More flexible use of Sun Grid Engine by Galaxy

Peter van Heusden
Hi there

At the moment Galaxy's choice of Sun Grid Engine settings are done on a
per-tool basis - that is, you can define different queues and projects
on a per-tool basis. However, I've got two use cases that currently
aren't supported.

1) Per-user settings. The SGEJobRunner potentially has access to user
information (via the job.session_id), and while all jobs get run as user
galaxy, per-user settings could be simulated by mapping Galaxy users to
SGE projects. Then the SGE admin can do load-balancing, etc on a
per-project basis. For a site with a relatively small and static set of
users this could work. Alternately you need to map Galaxy users to SGE
users - this is much trickier, requiring elevated privileges and thus
probably a separate job runner daemon.

2) Queue selection. Again this could be done on a per-tool basis, but
usage patterns don't always support that. So for example, our site has
two queues - a long running one and a short running one. Certain
resources are reserved for only the short running queue's usage. How to
select a different queue for jobs raises a bit of a design problem for
me - effectively you're telling Galaxy "I want to run this workflow, but
with this extra parameter" - its almost like having a "meta parameter"
since clearly you don't want to have queue selection as an input for any
particular tool.

So I'd be interested in the Galaxy team's input as to how best to
address these two use cases.

Thanks,
Peter

_______________________________________________
galaxy-dev mailing list
[hidden email]
http://lists.bx.psu.edu/listinfo/galaxy-dev
Reply | Threaded
Open this post in threaded view
|

Re: More flexible use of Sun Grid Engine by Galaxy

Edward Kirton
Hi Peter,

I had similar issues and had success setting up galaxy this way:

(1) Per-group settings:

I wanted per-group settings as different groups in my organization owned their own SGE clusters or fair-share allocation (each group either submits to the same cluster but different queue as different user OR they have their own cluster entirely).  To do this, you may set up multiple galaxy sites (i.e. hg clone).  I have each group configured as subdirs on my galaxy domain (e.g. mygalaxy.gov/main, mygalaxy.gov/public, mygalaxy.gov/group1, etc.).  Each site has (a) different environment variables pointing to its desired cluster (e.g. $SGE_CELL) -- I added these to the run.sh script actually just to make sure i didn't get confused and (b) universe_wsgi.ini has different job runner definition lines for the tools (specifying queue, resource, project).  Each group is to login to their own site and I used Apache group authentication to enforce this.

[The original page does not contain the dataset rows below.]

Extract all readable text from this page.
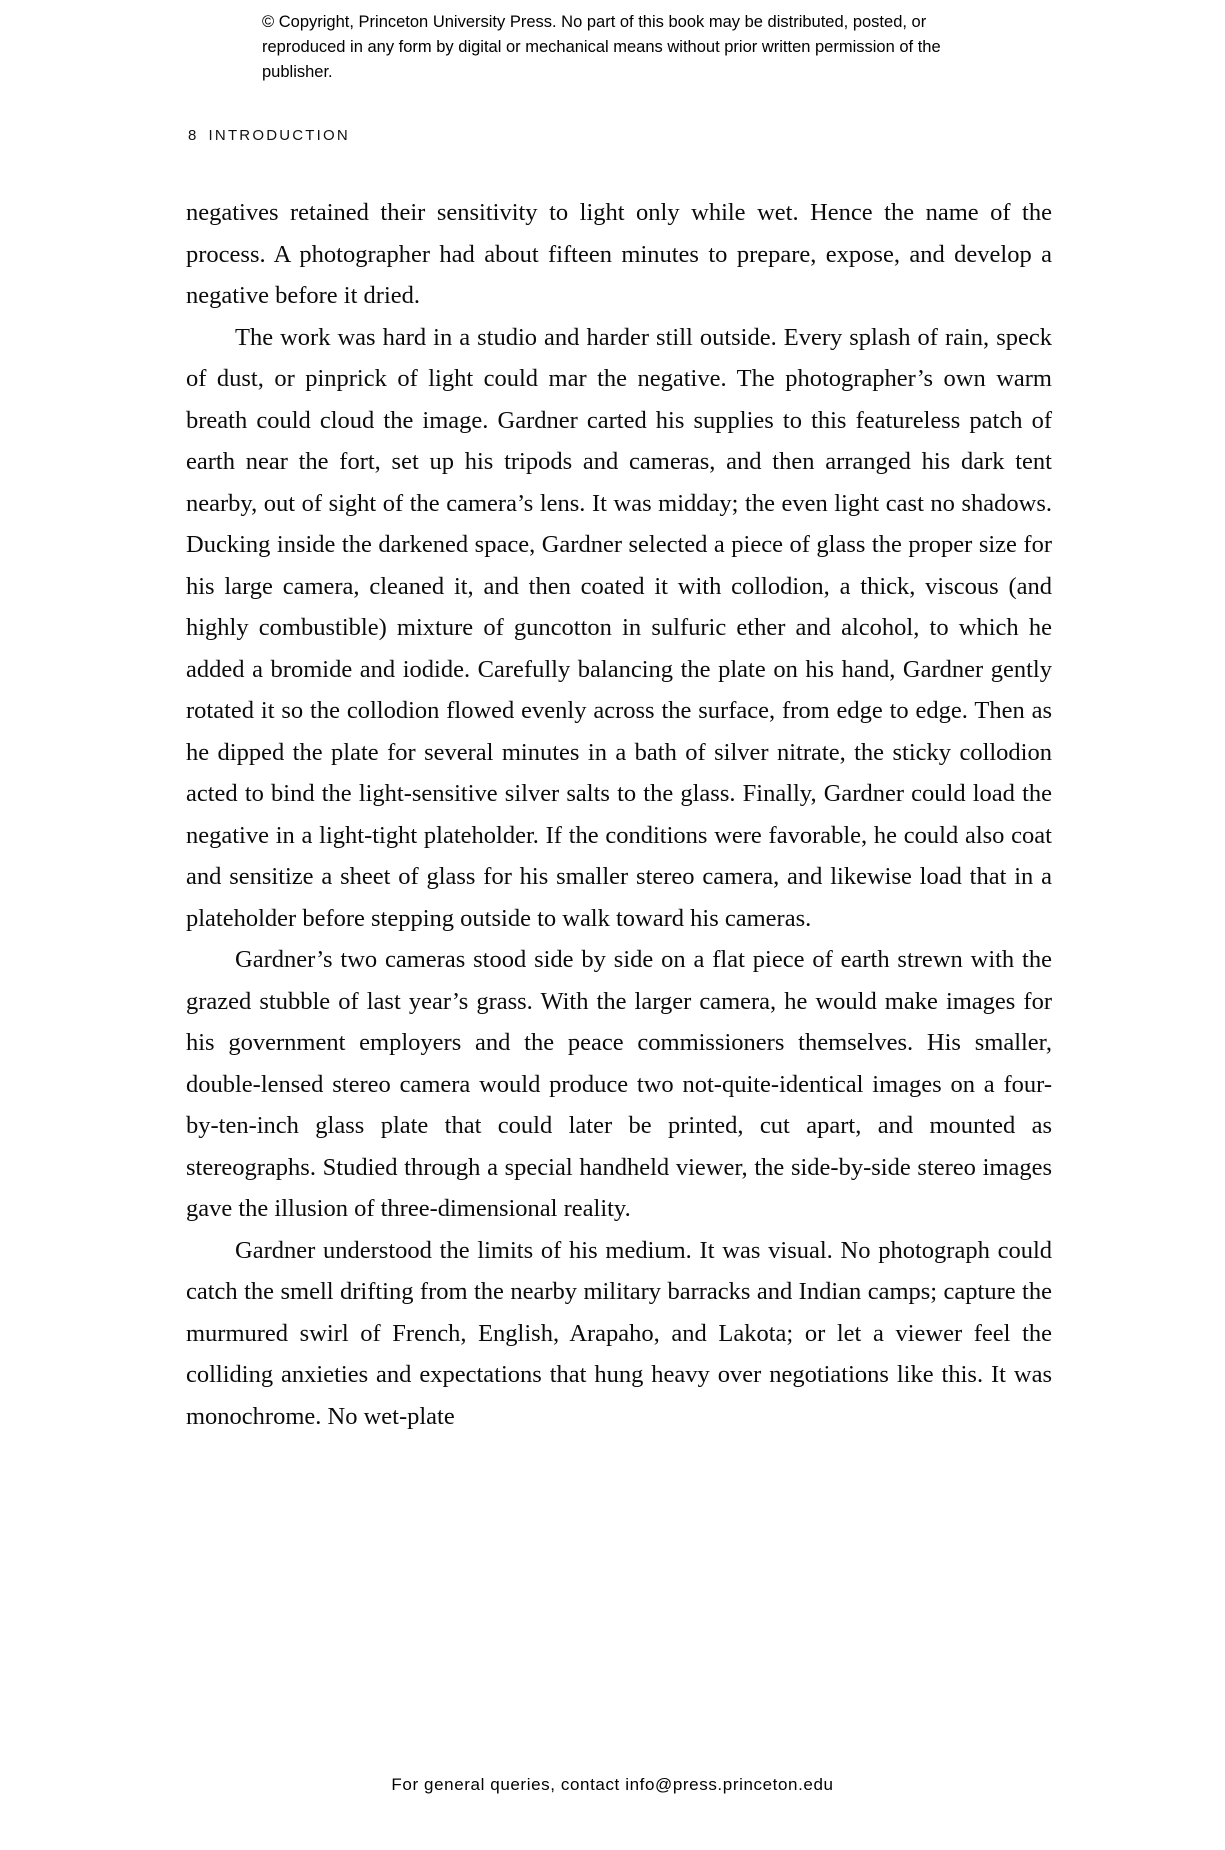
© Copyright, Princeton University Press. No part of this book may be distributed, posted, or reproduced in any form by digital or mechanical means without prior written permission of the publisher.
8 INTRODUCTION

negatives retained their sensitivity to light only while wet. Hence the name of the process. A photographer had about fifteen minutes to prepare, expose, and develop a negative before it dried.

The work was hard in a studio and harder still outside. Every splash of rain, speck of dust, or pinprick of light could mar the negative. The photographer’s own warm breath could cloud the image. Gardner carted his supplies to this featureless patch of earth near the fort, set up his tripods and cameras, and then arranged his dark tent nearby, out of sight of the camera’s lens. It was midday; the even light cast no shadows. Ducking inside the darkened space, Gardner selected a piece of glass the proper size for his large camera, cleaned it, and then coated it with collodion, a thick, viscous (and highly combustible) mixture of guncotton in sulfuric ether and alcohol, to which he added a bromide and iodide. Carefully balancing the plate on his hand, Gardner gently rotated it so the collodion flowed evenly across the surface, from edge to edge. Then as he dipped the plate for several minutes in a bath of silver nitrate, the sticky collodion acted to bind the light-sensitive silver salts to the glass. Finally, Gardner could load the negative in a light-tight plateholder. If the conditions were favorable, he could also coat and sensitize a sheet of glass for his smaller stereo camera, and likewise load that in a plateholder before stepping outside to walk toward his cameras.

Gardner’s two cameras stood side by side on a flat piece of earth strewn with the grazed stubble of last year’s grass. With the larger camera, he would make images for his government employers and the peace commissioners themselves. His smaller, double-lensed stereo camera would produce two not-quite-identical images on a four-by-ten-inch glass plate that could later be printed, cut apart, and mounted as stereographs. Studied through a special handheld viewer, the side-by-side stereo images gave the illusion of three-dimensional reality.

Gardner understood the limits of his medium. It was visual. No photograph could catch the smell drifting from the nearby military barracks and Indian camps; capture the murmured swirl of French, English, Arapaho, and Lakota; or let a viewer feel the colliding anxieties and expectations that hung heavy over negotiations like this. It was monochrome. No wet-plate

For general queries, contact info@press.princeton.edu
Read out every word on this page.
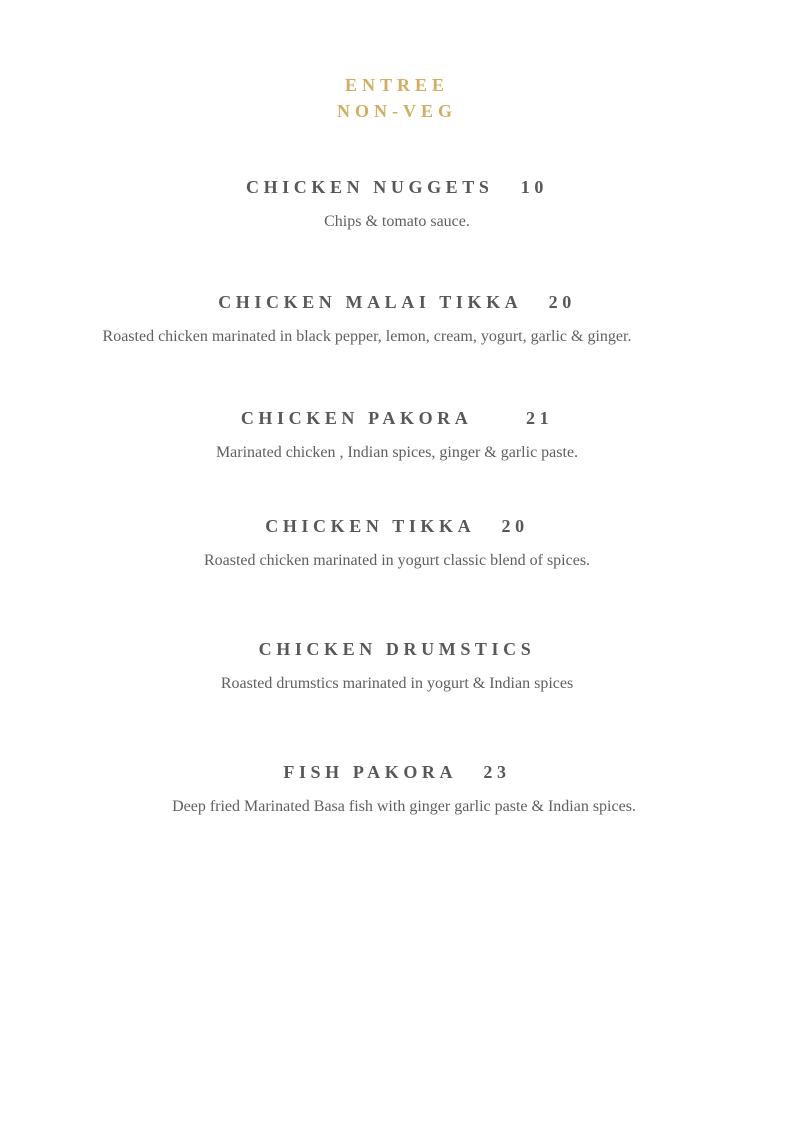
ENTREE
NON-VEG
CHICKEN NUGGETS   10
Chips & tomato sauce.
CHICKEN MALAI TIKKA   20
Roasted chicken marinated in black pepper, lemon, cream, yogurt, garlic & ginger.
CHICKEN PAKORA      21
Marinated chicken , Indian spices, ginger & garlic paste.
CHICKEN TIKKA   20
Roasted chicken marinated in yogurt classic blend of spices.
CHICKEN DRUMSTICS
Roasted drumstics marinated in yogurt & Indian spices
FISH PAKORA   23
Deep fried Marinated Basa fish with ginger garlic paste & Indian spices.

A few comments: for these per-group sites, i'm not using the load balancing by separate job and web runners for the group sites, i am not saving job data in the database, and consequently there is no recovery on restart.  since the group sites have a relatively small number of users, this doesn't seem to be a problem.  Also, i use a hardware-based solution for this (load balancing router), but it hardly seems necessary for the workloads I've seen so far (but is necessary for redundancy in case of server hardware failure which may not be an issue for you, depending on your SLA).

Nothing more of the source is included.